Local Federations Are Hiring Again
The sunny day in March 2009 had begun like all others: Jay Sanderson, head of Jewish Television Network, was driving down Los Angeles’s storied Mulholland Drive in his red Prius.
Then he pulled over. Because he had an epiphany. “If you really feel that something is serious, and you have the ability and talent to address it, should you not try?” he remembered thinking on that fateful morning.
Specifically, he was contemplating the governance of his local Jewish federation. He had heard that John Fishel, who had run the Jewish Federation of Greater Los Angeles for 17 years, was retiring. A lifelong critic of the federation system, Sanderson feared for the future of Jewish organizational life. “I thought that the very organization I was critical of was the right platform to make change,” he said.
A few hours later, a headhunter called to see if Sanderson had anyone to recommend for the job. He had an answer: “Yeah, me.” This response yielded a moment of dead silence, followed by Sanderson’s criticisms of the organization. “I didn’t need the job, so I felt like I needed to be truthful about what I saw and what I wanted to do,” he said.
His candor paid off. Last fall, after a selection committee whittled a pool of 20 candidates to four and then to one, Sanderson got another phone call: He was hired and would begin work at 6505 Wilshire Boulevard at the start of 2010.
He’s not the only new employee in the federation system — now. During the depths of the economic downturn, many of the 157 federations nationwide had to slash budgets and headcounts. In Los Angeles, the financial challenge was compounded by the loss of $6.4 million in the Bernard Madoff scandal. In the meantime, the Jewish Federations of North America cut its full-time headcount from 246 in 2007 to 177 in 2010, and cut its budget from $40 million to $30 million, according to spokesman Joe Berkofsky.
But as this series examining trends in Jewish employment has shown, there are now modest hiring gains in education, fundraising, advocacy and communal organizations. Hiring in federations across the country is picking up, too. At press time, there were 46 open local federation positions in areas from finance to Israel, from education to communications. Last year, according to Berkofsky, JFNA helped federations hire 13 CEOs and 24 mid- and senior-level employees.
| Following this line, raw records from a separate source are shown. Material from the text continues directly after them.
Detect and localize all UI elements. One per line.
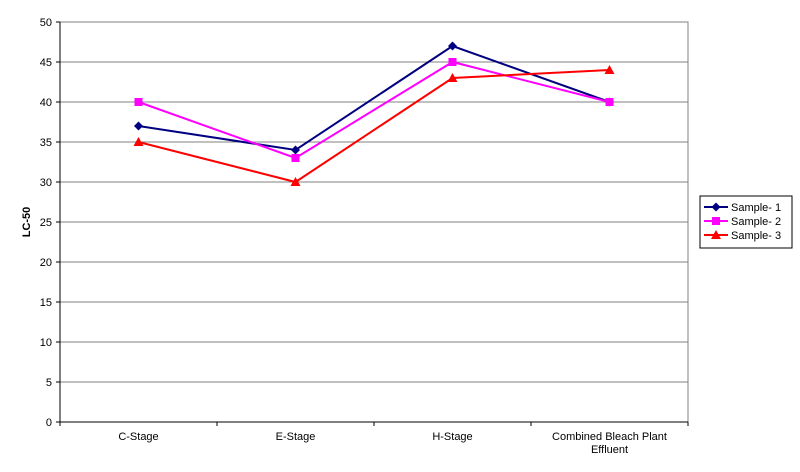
- x-tick-label: E-Stage: [276, 431, 316, 443]
- y-tick-label: 15: [40, 297, 52, 309]
- y-tick-label: 0: [46, 417, 52, 429]
- series-1: [134, 41, 614, 155]
- y-tick-label: 25: [40, 217, 52, 229]
- y-tick-label: 50: [40, 17, 52, 29]
- legend-marker: [712, 217, 720, 225]
- x-axis-ticks: C-Stage E-Stage H-Stage Combined Bleach Pla…: [59, 422, 689, 456]
- series-2: [134, 58, 614, 162]
- data-point: [447, 73, 458, 82]
- series-3: [133, 65, 615, 186]
- legend-item: Sample- 2: [704, 216, 781, 228]
- x-tick-label: Combined Bleach Plant Effluent: [552, 431, 667, 456]
- y-axis-ticks: 0 5 10 15 20 25 30 35 40 45 50: [40, 17, 60, 429]
- y-tick-label: 20: [40, 257, 52, 269]
- data-point: [134, 121, 143, 131]
- y-tick-label: 10: [40, 337, 52, 349]
- legend-label: Sample- 2: [731, 216, 781, 228]
- series-group: [133, 41, 615, 186]
- legend-marker: [711, 202, 721, 212]
- legend-label: Sample- 3: [731, 230, 781, 242]
- gridlines: [60, 21, 688, 383]
- data-point: [604, 65, 615, 74]
- legend-label: Sample- 1: [731, 202, 781, 214]
- y-tick-label: 30: [40, 177, 52, 189]
- legend-item: Sample- 3: [704, 230, 781, 242]
- series-line: [138, 69, 610, 184]
- data-point: [448, 41, 457, 51]
- y-tick-label: 45: [40, 57, 52, 69]
- data-point: [133, 137, 144, 146]
- data-point: [290, 177, 301, 186]
- data-point: [134, 98, 143, 106]
- y-axis-title: LC-50: [21, 207, 33, 238]
- series-line: [138, 60, 610, 160]
- y-tick-label: 5: [46, 377, 52, 389]
- legend-item: Sample- 1: [704, 202, 781, 214]
- data-point: [605, 98, 614, 106]
- y-tick-label: 40: [40, 97, 52, 109]
- x-tick-label: H-Stage: [432, 431, 472, 443]
- data-point: [448, 58, 457, 66]
- data-point: [291, 154, 300, 162]
- y-tick-label: 35: [40, 137, 52, 149]
- x-tick-label: C-Stage: [118, 431, 158, 443]
- data-point: [291, 145, 300, 155]
- legend: Sample- 1 Sample- 2 Sample- 3: [699, 195, 793, 249]
- legend-marker: [711, 230, 721, 239]
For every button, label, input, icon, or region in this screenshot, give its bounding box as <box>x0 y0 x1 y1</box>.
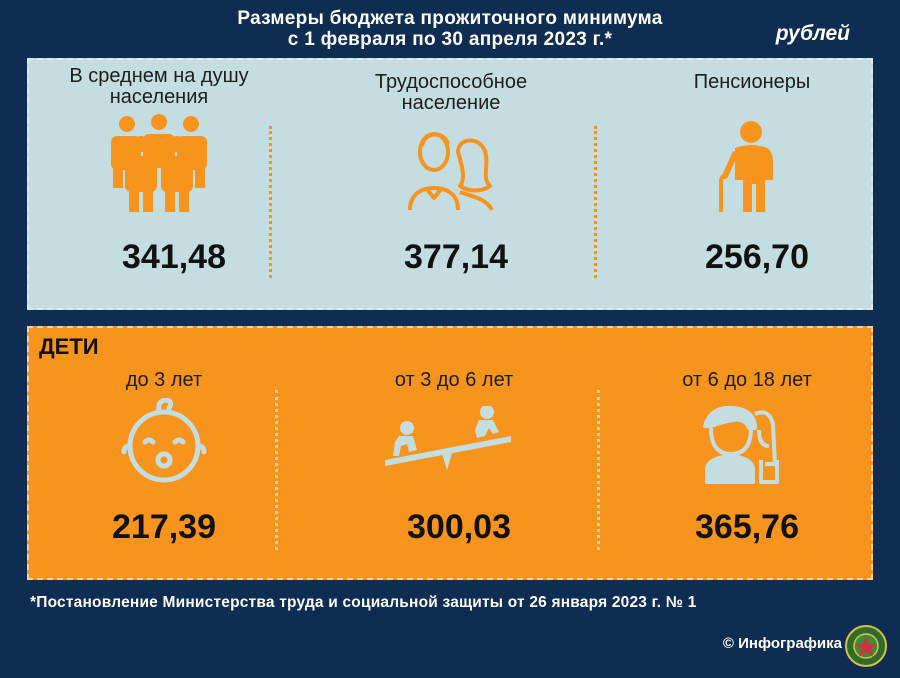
unit-label: рублей <box>775 22 850 45</box>
children-panel: ДЕТИ до 3 лет 217,39 от 3 до 6 лет <box>27 326 873 580</box>
elderly-person-icon <box>711 118 781 217</box>
under-3-column: до 3 лет 217,39 <box>29 328 279 578</box>
title-line-2: с 1 февраля по 30 апреля 2023 г.* <box>287 29 613 50</box>
emblem-icon <box>844 624 888 673</box>
pensioners-value: 256,70 <box>705 238 809 276</box>
divider <box>594 126 597 278</box>
working-age-value: 377,14 <box>404 238 508 276</box>
divider <box>269 126 272 278</box>
average-label: В среднем на душу населения <box>69 65 249 108</box>
page-title: Размеры бюджета прожиточного минимума с … <box>0 8 900 50</box>
crowd-icon <box>107 112 211 217</box>
adults-panel: В среднем на душу населения 341,48 Трудо… <box>27 58 873 310</box>
age-3-6-value: 300,03 <box>407 508 511 546</box>
working-age-label: Трудоспособное население <box>374 71 528 114</box>
infographic-credit: © Инфографика <box>722 635 842 652</box>
average-per-capita-column: В среднем на душу населения 341,48 <box>29 60 289 308</box>
pensioners-label: Пенсионеры <box>693 71 811 93</box>
age-3-6-column: от 3 до 6 лет 300,03 <box>329 328 579 578</box>
baby-icon <box>121 397 207 489</box>
teenagers-icon <box>699 400 783 489</box>
age-6-18-value: 365,76 <box>695 508 799 546</box>
age-6-18-column: от 6 до 18 лет 365,76 <box>619 328 875 578</box>
average-value: 341,48 <box>122 238 226 276</box>
children-heading: ДЕТИ <box>39 334 99 359</box>
seesaw-icon <box>383 405 513 481</box>
under-3-label: до 3 лет <box>125 369 203 391</box>
footnote: *Постановление Министерства труда и соци… <box>30 594 697 611</box>
working-age-column: Трудоспособное население 377,14 <box>321 60 581 308</box>
pensioners-column: Пенсионеры 256,70 <box>629 60 875 308</box>
age-6-18-label: от 6 до 18 лет <box>682 369 812 391</box>
under-3-value: 217,39 <box>112 508 216 546</box>
age-3-6-label: от 3 до 6 лет <box>394 369 514 391</box>
divider <box>597 390 600 550</box>
couple-icon <box>406 122 496 217</box>
title-line-1: Размеры бюджета прожиточного минимума <box>237 8 663 29</box>
divider <box>275 390 278 550</box>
Since he began the job January 1, 2010, Sanderson — whose predecessor made $440,000, while he declined to reveal his salary — has sought to reform the L.A. federation, whose structure he found drastically outmoded. “How we allocate money and how we raise money didn’t change over the 99 years,” said Sanderson, now 53. “The federation has to change.” Sanderson used the natural state of flux brought on by the recession as an opportunity to restructure. He cut several positions whose goals overlapped, and is now building up by searching for 14 employees, including a Web director and a campaign associate, according to the L.A. federation’s website.
Sanderson’s changes underscore the bigger picture among postrecession Jewish jobs: Fundraising is becoming ever more important — not only as a discipline in and of itself, but also as a skill that every employee, from human resources workers to education managers, must have. Specifically, he aims to shift the fulcrum of fundraising from events to donor relationships.
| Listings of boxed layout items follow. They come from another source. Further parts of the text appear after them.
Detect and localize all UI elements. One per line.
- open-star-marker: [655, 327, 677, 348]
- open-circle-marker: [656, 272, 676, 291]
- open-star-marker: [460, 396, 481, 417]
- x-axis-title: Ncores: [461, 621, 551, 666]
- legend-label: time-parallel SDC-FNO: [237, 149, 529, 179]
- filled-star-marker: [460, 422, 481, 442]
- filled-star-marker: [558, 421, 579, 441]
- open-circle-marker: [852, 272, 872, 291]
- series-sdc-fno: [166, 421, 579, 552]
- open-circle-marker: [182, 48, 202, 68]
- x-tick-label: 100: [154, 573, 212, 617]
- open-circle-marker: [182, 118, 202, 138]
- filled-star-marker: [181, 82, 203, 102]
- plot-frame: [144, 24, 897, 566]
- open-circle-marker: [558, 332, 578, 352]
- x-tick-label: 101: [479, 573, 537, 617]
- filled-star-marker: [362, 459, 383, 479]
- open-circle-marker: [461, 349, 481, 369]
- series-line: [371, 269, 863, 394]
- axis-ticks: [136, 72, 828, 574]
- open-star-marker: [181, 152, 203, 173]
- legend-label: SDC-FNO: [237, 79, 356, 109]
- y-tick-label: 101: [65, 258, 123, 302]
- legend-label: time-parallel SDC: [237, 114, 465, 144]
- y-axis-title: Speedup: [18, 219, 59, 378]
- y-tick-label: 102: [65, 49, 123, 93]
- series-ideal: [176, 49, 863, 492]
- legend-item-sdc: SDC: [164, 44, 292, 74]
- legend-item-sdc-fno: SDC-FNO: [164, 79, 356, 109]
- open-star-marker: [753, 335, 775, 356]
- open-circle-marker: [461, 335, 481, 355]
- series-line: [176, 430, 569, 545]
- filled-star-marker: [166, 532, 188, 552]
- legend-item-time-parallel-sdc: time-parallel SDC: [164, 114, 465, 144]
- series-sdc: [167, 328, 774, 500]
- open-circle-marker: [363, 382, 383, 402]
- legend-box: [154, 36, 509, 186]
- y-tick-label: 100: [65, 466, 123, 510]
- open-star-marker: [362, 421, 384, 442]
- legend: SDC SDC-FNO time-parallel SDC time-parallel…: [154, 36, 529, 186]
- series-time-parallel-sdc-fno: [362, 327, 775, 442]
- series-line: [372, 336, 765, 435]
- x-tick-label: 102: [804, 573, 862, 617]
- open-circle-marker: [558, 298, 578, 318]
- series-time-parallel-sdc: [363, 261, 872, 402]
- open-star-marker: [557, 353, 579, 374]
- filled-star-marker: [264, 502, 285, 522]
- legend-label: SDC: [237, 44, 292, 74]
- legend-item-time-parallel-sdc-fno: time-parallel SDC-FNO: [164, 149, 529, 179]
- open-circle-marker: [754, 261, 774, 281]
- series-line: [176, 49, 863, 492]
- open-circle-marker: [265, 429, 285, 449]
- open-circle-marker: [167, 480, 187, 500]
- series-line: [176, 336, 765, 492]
“The analogy I give is, I want to build a basketball team with five LeBron Jameses,” he said, referring to the versatile basketball player. His areas of focus include caring for Jews in need, ensuring what Sanderson calls “the Jewish future” and community engagement. He wants his 140 employees to focus on “collaboration — not just writing a blank check,” he said. “I need a staff of people who have real passion for the work. You need life experiences — you can’t just read it in a book. You need different points of view.”
Sanderson derives his perspective from his youth in Salem, Mass.; his education at Syracuse University, where he started a Zionist group; more than 30 trips to Israel, and his professional life, which, until recently, consisted largely of storytelling. He also co-created Newsweek magazine’s “most influential rabbis” list and produced the Public Broadcasting System’s series “The Jewish Americans” and the PBS documentary “Worse Than War,” on genocide.
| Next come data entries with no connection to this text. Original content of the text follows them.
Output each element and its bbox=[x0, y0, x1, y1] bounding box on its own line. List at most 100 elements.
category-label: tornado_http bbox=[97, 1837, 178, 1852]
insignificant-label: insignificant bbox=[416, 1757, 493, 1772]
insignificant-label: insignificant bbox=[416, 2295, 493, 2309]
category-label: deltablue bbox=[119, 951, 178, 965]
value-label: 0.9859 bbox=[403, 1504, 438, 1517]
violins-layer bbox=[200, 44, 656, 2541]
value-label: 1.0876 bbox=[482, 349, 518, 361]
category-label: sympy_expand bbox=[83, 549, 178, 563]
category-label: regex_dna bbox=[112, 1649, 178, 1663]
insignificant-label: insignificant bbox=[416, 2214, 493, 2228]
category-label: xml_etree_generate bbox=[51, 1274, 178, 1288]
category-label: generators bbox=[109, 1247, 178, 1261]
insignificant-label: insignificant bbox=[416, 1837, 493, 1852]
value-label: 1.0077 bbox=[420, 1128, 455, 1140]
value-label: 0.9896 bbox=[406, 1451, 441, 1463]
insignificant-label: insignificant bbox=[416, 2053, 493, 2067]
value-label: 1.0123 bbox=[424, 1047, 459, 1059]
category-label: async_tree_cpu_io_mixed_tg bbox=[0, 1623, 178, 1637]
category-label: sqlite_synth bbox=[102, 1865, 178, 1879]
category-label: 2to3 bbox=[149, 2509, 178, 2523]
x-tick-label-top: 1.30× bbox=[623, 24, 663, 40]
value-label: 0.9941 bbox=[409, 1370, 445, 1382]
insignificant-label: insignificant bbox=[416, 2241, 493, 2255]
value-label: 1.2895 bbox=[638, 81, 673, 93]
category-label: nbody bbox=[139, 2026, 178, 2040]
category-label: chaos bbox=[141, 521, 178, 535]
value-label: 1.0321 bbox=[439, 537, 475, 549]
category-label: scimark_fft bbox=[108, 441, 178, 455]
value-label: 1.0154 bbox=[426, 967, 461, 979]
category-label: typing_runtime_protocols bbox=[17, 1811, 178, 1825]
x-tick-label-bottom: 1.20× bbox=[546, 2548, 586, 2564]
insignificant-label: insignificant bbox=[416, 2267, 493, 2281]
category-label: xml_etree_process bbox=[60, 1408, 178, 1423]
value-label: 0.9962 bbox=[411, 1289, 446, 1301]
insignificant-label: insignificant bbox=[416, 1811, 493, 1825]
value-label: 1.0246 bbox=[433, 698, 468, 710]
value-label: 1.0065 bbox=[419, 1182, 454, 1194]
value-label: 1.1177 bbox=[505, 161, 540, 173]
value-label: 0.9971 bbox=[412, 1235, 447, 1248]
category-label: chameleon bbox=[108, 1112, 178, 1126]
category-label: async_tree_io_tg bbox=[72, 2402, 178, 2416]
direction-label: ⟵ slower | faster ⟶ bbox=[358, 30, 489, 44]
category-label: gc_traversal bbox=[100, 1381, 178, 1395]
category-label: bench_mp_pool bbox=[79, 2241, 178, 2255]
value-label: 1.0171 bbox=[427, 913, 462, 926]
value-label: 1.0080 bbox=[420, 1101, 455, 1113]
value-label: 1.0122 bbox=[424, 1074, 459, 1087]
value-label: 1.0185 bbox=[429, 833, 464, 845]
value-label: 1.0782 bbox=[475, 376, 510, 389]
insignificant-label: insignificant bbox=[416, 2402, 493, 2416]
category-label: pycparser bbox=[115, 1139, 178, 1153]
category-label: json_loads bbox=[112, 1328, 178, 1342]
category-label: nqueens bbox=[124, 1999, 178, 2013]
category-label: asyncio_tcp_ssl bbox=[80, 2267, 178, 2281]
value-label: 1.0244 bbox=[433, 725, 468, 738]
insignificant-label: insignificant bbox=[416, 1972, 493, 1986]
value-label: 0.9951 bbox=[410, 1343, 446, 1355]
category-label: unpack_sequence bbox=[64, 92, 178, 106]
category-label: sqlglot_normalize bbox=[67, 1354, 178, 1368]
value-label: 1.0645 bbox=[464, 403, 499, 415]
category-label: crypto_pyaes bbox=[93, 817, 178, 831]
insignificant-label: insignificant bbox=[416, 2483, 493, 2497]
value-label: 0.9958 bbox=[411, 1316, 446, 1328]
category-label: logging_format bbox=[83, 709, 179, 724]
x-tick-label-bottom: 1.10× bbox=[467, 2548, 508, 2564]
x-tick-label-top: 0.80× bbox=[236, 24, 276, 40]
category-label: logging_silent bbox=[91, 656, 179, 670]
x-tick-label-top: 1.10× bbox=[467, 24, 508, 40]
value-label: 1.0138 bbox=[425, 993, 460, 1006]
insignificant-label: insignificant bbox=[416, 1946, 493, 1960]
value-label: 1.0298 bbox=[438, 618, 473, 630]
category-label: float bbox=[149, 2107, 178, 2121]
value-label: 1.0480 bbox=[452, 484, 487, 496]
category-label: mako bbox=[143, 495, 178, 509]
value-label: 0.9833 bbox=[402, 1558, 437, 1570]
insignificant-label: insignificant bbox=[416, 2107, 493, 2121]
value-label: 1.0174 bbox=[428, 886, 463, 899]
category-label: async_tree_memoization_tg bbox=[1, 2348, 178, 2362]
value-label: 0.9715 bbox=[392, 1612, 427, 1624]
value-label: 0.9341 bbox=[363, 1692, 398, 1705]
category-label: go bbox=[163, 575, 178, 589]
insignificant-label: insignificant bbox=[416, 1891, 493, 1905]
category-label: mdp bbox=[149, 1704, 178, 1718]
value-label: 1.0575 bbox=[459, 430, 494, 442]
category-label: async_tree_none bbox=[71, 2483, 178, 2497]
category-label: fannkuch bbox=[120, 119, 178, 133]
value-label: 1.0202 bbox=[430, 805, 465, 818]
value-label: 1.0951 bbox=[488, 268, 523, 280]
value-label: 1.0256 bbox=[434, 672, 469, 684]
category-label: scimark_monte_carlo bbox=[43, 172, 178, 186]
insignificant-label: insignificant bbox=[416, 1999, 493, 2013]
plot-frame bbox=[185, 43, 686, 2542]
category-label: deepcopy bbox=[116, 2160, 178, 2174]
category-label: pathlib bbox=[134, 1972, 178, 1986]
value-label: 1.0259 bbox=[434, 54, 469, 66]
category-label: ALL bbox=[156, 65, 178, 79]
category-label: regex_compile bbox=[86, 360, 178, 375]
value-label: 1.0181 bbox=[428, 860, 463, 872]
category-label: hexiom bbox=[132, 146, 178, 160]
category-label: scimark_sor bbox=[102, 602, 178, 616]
“What I was able to do for 21 years was to engage the Jews in a conversation about Jewish life, but I could never do the ‘then what’ and engage them beyond the experience of watching a television show,” he said.
As the L.A. federation approaches its centennial, Sanderson seeks new blood that may be experienced, but not necessarily in the Jewish world. The attraction? The work makes a difference, he said: “I sleep well every night — not just because I’m working 16 hours a day.”